1) Pouvez-vous présenter le fonds ODDO BHF Avenir Europe et nous expliquer votre philosophie?

ODDO BHF Avenir Europe est un fonds d’actions européennes investi dans les valeurs de moyennes capitalisations. Je le gère avec la même équipe et avec le même processus d’investissement depuis 2003. Le fonds affiche 2,7 milliards d’euros d’encours et il y a environ 6,2 milliards d’euros dans les différents fonds ouverts ou par délégation que nous gérons sur cette classe d’actifs (au 30/09/2020).

Notre philosophie d’investissement est de trouver au sein de cet univers de sociétés de taille moyenne celles qui deviendront les multinationales de demain.

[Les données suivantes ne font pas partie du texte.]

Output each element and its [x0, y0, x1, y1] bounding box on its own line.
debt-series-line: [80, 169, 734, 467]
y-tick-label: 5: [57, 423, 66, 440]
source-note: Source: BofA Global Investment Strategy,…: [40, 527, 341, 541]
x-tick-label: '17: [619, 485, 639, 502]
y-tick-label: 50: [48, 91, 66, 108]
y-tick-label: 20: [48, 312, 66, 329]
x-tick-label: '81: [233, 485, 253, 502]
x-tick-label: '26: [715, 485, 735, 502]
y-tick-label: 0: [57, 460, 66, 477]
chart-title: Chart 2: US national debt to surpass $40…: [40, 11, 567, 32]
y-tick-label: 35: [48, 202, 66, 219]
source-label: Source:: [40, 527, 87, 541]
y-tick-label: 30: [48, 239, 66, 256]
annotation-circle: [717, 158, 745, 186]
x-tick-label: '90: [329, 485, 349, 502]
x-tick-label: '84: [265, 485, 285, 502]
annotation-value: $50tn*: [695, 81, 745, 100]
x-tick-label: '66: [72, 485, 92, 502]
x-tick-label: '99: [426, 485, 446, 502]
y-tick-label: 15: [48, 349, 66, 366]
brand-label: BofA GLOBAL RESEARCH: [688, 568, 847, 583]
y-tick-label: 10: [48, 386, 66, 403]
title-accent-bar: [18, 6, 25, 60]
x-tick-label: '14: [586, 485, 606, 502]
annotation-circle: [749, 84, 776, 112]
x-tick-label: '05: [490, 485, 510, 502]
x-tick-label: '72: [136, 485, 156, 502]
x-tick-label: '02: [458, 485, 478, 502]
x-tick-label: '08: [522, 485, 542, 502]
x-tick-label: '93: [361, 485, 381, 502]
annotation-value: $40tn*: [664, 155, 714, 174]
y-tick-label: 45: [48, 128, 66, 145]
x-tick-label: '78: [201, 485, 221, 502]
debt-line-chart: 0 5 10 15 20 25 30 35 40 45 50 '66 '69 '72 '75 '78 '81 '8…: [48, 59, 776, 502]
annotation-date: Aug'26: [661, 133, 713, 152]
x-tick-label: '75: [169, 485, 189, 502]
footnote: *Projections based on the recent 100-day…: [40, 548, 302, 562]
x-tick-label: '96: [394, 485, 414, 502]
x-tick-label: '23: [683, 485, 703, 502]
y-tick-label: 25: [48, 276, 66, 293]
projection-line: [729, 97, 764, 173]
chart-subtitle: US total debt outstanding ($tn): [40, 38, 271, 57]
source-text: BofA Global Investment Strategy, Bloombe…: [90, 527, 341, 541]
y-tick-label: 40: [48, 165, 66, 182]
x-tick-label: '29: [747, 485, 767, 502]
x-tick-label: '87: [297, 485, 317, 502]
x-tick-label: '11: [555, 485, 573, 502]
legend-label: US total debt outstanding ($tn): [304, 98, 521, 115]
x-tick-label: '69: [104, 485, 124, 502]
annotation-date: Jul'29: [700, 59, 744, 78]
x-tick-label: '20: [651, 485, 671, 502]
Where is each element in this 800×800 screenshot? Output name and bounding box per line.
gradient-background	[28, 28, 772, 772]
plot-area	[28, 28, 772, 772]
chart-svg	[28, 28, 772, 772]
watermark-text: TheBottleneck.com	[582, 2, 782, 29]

2) Qu’est-ce qui vous rend unique?

En premier lieu le fait que nous entrons mon équipe et moi-même dans notre 18ème année à la tête de la gamme Avenir. Et après 18 ans, nous sommes toujours aussi motivés par la perspective de dénicher les champions de demain!

Concernant notre manière de gérer la stratégie, nous sommes de purs «stock pickers». Ce qui nous rend unique, ici, est l’équilibre de notre approche, quel que soit le contexte de marché. Cela signifie que nous n’avons pas de biais de style et nous ne faisons aucun pari macro-économique. Certes, les fonds de moyennes capitalisations européennes ont souvent un fort biais «croissance». Cette approche a très bien marché depuis 2014 grâce à la chute des taux d’intérêt, dont nous avons également profité. Mais nous préférons ignorer ce que nous ne maitrisons pas (à quel niveau seront les taux d’intérêt dans un an? quel style de gestion adopter dans cet environnement?) pour nous focaliser sur ce que nous maitrisons vraiment, notre expertise fondamentale: la recherche de créateurs de valeur sur l'ensemble du cycle. Ainsi, nous essayons de choisir celles que nous jugeons comme les meilleures sociétés parmi les cycliques et les non cycliques.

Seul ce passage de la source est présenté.